それをこらえるようにぐっと目元を拭い去ったときだった。
『レティシア。何泣いてんだよ?』
「……え?」
そんな声が聞こえた。レティシアが驚いてそちらへと視線を向けた時だった。
「……修二?」
『あ? いきなりどうしたんだよ? 何で泣いてんだ? 幽霊でも出たのか?』
「ち、違うわよ! あんたが、いきなり消えたからでしょうが……! ていうか、あんたも幽霊苦手なくせに何言ってんのよ!」
『い、いや別に苦手じゃないし』
いつもの調子で答える修二に、レティシアは浮かんでいた涙を拭いながら、笑顔を浮かべた。

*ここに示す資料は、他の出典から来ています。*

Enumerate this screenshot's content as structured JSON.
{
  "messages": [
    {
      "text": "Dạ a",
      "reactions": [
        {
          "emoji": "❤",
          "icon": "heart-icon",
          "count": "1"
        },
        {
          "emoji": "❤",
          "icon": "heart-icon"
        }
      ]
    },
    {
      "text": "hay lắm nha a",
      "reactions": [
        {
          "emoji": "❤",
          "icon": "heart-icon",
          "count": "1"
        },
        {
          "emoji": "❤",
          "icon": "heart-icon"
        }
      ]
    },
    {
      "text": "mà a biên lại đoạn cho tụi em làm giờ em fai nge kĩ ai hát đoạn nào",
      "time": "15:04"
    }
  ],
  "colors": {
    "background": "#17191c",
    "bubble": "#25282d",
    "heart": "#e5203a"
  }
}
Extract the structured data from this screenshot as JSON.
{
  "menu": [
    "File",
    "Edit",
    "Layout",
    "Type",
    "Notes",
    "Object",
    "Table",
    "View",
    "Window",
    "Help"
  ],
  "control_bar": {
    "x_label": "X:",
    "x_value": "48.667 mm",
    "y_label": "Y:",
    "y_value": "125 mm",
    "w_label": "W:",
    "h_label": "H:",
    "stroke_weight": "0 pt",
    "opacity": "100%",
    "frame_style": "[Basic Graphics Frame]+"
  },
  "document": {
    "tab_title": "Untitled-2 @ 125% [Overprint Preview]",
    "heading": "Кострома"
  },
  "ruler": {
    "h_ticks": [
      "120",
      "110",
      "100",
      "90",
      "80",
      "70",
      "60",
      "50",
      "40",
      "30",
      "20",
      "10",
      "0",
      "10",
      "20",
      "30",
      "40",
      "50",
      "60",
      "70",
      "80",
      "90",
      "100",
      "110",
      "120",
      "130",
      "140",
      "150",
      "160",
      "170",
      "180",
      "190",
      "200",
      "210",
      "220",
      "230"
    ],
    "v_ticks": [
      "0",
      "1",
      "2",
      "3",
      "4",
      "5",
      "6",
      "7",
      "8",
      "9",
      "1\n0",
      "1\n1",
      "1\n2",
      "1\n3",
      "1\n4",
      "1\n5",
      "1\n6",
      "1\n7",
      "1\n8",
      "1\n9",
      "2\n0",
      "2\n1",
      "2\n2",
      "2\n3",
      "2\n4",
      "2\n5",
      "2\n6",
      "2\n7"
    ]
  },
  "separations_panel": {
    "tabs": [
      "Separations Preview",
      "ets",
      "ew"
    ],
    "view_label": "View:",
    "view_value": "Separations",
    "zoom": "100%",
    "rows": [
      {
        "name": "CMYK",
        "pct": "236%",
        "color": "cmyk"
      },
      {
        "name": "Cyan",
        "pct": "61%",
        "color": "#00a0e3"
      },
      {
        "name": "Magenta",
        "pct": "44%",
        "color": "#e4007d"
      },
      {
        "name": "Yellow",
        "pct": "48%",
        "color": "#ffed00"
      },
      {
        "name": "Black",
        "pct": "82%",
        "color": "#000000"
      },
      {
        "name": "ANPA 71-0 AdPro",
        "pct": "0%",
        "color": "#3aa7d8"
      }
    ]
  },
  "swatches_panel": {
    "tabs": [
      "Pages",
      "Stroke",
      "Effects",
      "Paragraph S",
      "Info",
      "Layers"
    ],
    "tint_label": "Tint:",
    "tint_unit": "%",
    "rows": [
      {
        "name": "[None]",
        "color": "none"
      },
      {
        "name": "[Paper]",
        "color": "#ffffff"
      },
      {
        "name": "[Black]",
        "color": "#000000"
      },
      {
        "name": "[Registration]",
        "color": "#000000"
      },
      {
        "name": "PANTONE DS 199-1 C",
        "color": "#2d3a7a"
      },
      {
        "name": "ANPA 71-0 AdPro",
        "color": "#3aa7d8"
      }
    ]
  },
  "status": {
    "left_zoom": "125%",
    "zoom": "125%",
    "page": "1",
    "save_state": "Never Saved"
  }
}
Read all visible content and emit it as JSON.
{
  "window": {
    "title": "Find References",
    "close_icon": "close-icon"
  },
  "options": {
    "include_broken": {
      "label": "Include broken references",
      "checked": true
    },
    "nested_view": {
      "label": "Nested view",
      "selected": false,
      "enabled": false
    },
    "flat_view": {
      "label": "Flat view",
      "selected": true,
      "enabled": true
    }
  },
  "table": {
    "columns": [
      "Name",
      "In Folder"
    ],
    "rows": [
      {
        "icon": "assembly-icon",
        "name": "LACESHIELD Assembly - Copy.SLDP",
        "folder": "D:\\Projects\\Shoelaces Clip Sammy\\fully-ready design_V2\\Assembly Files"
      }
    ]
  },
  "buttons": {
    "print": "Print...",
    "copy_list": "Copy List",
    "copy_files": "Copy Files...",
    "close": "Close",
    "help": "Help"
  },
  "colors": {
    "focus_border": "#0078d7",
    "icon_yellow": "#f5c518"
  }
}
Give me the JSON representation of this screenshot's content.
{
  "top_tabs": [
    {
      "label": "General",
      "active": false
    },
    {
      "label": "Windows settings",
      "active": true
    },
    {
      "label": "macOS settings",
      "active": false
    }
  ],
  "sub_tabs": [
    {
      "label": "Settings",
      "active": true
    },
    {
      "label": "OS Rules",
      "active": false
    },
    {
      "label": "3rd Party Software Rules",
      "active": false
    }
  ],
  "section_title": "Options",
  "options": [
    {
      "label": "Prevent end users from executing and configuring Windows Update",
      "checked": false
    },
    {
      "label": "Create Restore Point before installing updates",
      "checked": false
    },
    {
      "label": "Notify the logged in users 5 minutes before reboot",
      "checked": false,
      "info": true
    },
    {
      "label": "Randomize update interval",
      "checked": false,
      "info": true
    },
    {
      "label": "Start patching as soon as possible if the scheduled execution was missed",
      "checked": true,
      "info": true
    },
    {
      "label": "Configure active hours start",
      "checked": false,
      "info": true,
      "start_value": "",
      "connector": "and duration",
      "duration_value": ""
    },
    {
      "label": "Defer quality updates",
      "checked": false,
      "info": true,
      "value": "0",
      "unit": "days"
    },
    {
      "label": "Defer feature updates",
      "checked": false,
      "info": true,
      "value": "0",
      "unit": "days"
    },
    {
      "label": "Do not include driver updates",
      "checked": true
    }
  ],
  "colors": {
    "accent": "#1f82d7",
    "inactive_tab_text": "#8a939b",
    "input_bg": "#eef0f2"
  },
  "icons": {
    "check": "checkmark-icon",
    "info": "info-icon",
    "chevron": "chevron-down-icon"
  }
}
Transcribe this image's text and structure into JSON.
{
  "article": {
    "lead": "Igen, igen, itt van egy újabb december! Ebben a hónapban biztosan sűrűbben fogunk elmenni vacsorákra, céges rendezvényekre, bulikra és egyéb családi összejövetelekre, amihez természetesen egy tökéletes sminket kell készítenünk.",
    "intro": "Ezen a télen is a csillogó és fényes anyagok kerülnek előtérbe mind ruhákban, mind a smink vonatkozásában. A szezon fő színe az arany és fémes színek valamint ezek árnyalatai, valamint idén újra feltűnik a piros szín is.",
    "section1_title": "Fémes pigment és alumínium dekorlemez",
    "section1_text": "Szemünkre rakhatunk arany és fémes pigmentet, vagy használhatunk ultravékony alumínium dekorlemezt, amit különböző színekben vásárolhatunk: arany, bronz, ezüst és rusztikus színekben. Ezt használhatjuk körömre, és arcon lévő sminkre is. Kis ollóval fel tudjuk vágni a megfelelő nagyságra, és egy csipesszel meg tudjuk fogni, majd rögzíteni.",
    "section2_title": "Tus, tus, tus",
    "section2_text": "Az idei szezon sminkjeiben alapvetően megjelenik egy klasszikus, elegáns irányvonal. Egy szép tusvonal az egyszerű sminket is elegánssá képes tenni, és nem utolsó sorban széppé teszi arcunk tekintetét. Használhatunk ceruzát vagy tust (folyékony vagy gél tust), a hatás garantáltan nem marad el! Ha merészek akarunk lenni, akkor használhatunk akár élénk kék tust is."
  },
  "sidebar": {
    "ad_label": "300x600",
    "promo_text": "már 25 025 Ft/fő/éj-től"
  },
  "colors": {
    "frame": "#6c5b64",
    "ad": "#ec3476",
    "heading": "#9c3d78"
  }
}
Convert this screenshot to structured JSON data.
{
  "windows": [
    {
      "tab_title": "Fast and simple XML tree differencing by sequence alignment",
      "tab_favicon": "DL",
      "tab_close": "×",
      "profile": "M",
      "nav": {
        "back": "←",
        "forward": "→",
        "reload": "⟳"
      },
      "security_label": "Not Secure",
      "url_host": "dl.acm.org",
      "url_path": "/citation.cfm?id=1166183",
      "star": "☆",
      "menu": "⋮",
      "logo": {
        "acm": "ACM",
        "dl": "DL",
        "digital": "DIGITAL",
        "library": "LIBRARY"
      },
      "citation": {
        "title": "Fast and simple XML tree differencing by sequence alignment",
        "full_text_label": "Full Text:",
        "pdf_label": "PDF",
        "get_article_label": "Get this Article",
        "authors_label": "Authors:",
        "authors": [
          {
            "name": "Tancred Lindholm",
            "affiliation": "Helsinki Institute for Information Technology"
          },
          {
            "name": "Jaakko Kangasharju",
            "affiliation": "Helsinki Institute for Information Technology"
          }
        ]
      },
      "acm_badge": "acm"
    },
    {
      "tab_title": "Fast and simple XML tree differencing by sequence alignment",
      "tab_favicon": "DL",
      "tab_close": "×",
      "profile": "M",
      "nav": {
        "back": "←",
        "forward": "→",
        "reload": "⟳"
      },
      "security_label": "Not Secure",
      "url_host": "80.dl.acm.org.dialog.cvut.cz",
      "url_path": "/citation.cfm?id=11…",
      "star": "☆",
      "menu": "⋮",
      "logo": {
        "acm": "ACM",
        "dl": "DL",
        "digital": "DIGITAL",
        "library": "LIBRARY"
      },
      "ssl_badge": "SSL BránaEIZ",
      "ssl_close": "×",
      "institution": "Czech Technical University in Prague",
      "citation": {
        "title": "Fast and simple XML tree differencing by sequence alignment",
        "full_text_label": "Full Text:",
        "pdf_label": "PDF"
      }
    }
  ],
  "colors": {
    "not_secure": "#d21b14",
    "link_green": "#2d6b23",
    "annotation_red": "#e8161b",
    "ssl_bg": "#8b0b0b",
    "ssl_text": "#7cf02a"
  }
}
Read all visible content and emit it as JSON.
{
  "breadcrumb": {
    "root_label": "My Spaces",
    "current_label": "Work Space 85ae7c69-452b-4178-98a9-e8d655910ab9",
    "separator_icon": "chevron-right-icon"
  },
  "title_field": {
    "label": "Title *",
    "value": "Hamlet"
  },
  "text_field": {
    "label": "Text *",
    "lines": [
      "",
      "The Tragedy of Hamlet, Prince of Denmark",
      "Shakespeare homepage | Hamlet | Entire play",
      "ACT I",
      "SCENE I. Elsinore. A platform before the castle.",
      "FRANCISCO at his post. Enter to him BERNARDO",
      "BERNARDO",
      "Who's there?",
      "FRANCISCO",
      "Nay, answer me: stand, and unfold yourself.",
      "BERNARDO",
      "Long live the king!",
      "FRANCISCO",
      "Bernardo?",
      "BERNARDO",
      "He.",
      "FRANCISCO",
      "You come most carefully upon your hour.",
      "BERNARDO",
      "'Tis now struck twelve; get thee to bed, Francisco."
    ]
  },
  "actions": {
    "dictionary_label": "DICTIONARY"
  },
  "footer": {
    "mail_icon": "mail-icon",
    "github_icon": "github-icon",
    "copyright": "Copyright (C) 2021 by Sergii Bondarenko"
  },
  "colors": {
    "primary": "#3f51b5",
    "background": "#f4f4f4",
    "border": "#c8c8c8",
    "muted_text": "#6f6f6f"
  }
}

レティシアはそんな修二へと腕を伸ばし、ぎゅっと抱き着く。
『……いきなりどうしたんだよ?』
「もう……どこにも行くんじゃないわよ」
『ああ、行かないっての』
「頭撫でんなし。……気持ち悪いんだから」
『……悪かった』
そう言って手を放そうとした修二を、レティシアは首を横に振って止める。
「……ごめん。その……ずっと素直に気持ち伝えられてなくて。……やっぱり、撫でなさい。あたしが、ダメって言うまで、ずっとずっと撫でてなさい」
『いいのか? いつも嫌がってただろ』
「……だから、素直に言えなかったって言ったでしょ? ……あんたが、いなくなって、やっと分かった。手遅れになってからじゃ、遅いんだって。だから……素直に全部、気持ち伝えてあげるんだから。感謝しなさいよね」
『……いやぁ、それはさすがに。ちょっと重たいっていうか』
「は? 返事ははい以外受け付けないわよ」
『相変わらず、気の強いことで……』
レティシアは笑顔でそう返事をしていた時だった。部屋の扉をノックする音が、聞こえてきた。
「……なに?」
「し、失礼いたします。レティシア様……? その、話し声が聞こえてきたのですが……ど、どなたと話をされているのですか?」
「どなたって……何言ってるのよ? ここに修二がいるじゃない。勇者の導き手で、魔界の門を破壊して……あたしたちを救ってくれた、命の恩人よ」
レティシアの歪んだ笑顔に、使用人は思わず表情が引きつる。
それもそのはずで。レティシアが示した場所には誰も、何もいなかった。
「……れ、レティシア、様。た、大変申し上げにくいのですが……」
「何?」
「そ、そちらには……誰も――」
「……何?」
レティシアから威圧的な魔力が放たれ、使用人はびくりと全身を震え上げる。事実を申し上げれば、命の保証はないと感じた使用人は、そこから先の言葉は口にはせず、丁寧に頭を下げる。
「……失礼、いたしました。何かあれば、言ってください……ね」
勇者の本気に押しつぶされれば、どれだけの冒険者であろうともひとたまりもない。メイドは全身をびっしりと冷や汗を浮かべながら、その場から立ち去り、大きく息を吐いた。